Another Step Closer to Stopping Ebola Replication

Researchers foresee new, effective Ebola treatments in the future due to a promising discovery in the deadly disease's replication process.

Researchers foresee new, effective Ebola treatments in the future due to a promising discovery in the deadly disease’s replication process.

A collaborative team has filed the protein Niemann-Pick C1 (NPC1) as a key player in the pathogenesis and host infection of the virus. Previous research determined that in vitro Ebola binds to NPC1 in order to enter the host cells; therefore, blocking the interaction proved to inhibit the process. However, little was known about the same method for the in vivo aspect.

“The science behind the concept of blocking the interaction between NPC1 and the virus is solid,” one of the lead authors John Dye, Jr., PhD, from the US Army Medical Research Institute of Infectious Diseases said in a news release.

The team used 3 different types of mice — normal, genetically engineered to completely lack NPC1, and engineered to have both normal and a mutant NPC1 allele – to test the in vivo outcome. The normal mice ended up developing and dying from Ebola within 9 days while those that lacked NPC1 did not show a single trace of the disease. According to study published in mBio, the third group of mice displayed high Ebola viremia levels at first that later decreased and the virus was gone.

“The underlying story of an Ebola infection is that your immune system and the virus are in a race,” Dye explained. “If you can do anything to control the amount of virus that is in the system, keep it below a certain threshold, your immune system in many cases will win that race.”

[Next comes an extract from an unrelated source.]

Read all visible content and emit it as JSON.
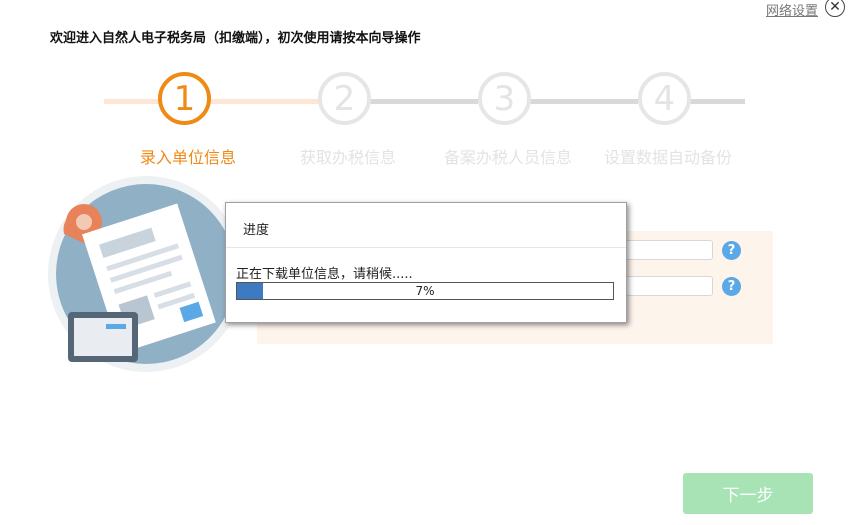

Although the virus has not become more and less harmful since its first outbreak 40 years ago, the mutation in the RNA of Ebola is just one of the challenges in the way of improved treatments. Furthermore, this identification is especially crucial since a recent case proved that even a clean blood test doesn’t fully clear someone of the deadly disease.

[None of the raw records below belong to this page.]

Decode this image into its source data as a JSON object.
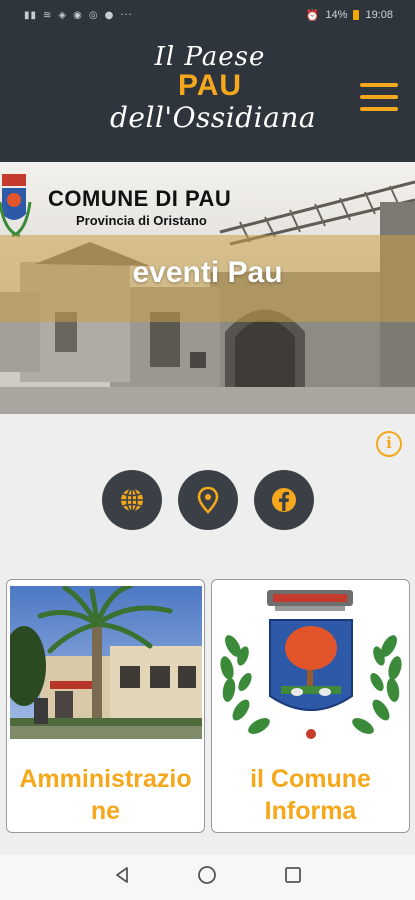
{
  "status_bar": {
    "left_icons": [
      "signal-icon",
      "wifi-icon",
      "nfc-icon",
      "alarm-app-icon",
      "whatsapp-icon",
      "messenger-icon",
      "more-dots-icon"
    ],
    "battery": "14%",
    "time": "19:08"
  },
  "header": {
    "logo_line1": "Il Paese",
    "logo_line2": "PAU",
    "logo_line3": "dell'Ossidiana",
    "menu_icon": "hamburger-menu-icon"
  },
  "banner": {
    "comune_title": "COMUNE DI PAU",
    "comune_subtitle": "Provincia di Oristano",
    "title": "eventi Pau"
  },
  "actions": {
    "info_icon": "info-icon",
    "info_glyph": "i",
    "social": [
      "globe-icon",
      "location-pin-icon",
      "facebook-icon"
    ]
  },
  "cards": [
    {
      "label_line1": "Amministrazio",
      "label_line2": "ne"
    },
    {
      "label_line1": "il Comune",
      "label_line2": "Informa"
    }
  ],
  "nav": [
    "back-icon",
    "home-icon",
    "recents-icon"
  ],
  "colors": {
    "accent": "#f6a81c",
    "header_bg": "#2f353c",
    "button_bg": "#3b4047"
  }
}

“That research has provided a body of knowledge that scientists could immediately apply to Ebola once it became known that Ebola exploits NPC1 for infection,” author Steven Walkley, DVM, PhD, from Albert Einstein College of Medicine said.

The researchers have already moved on to the next phase of testing by trying 3 NPC1 inhibitors on the mice. Even though one of the drugs did not provide protection and the other 2 only did a little, the pathway to improved treatments is slowly but surely being paved.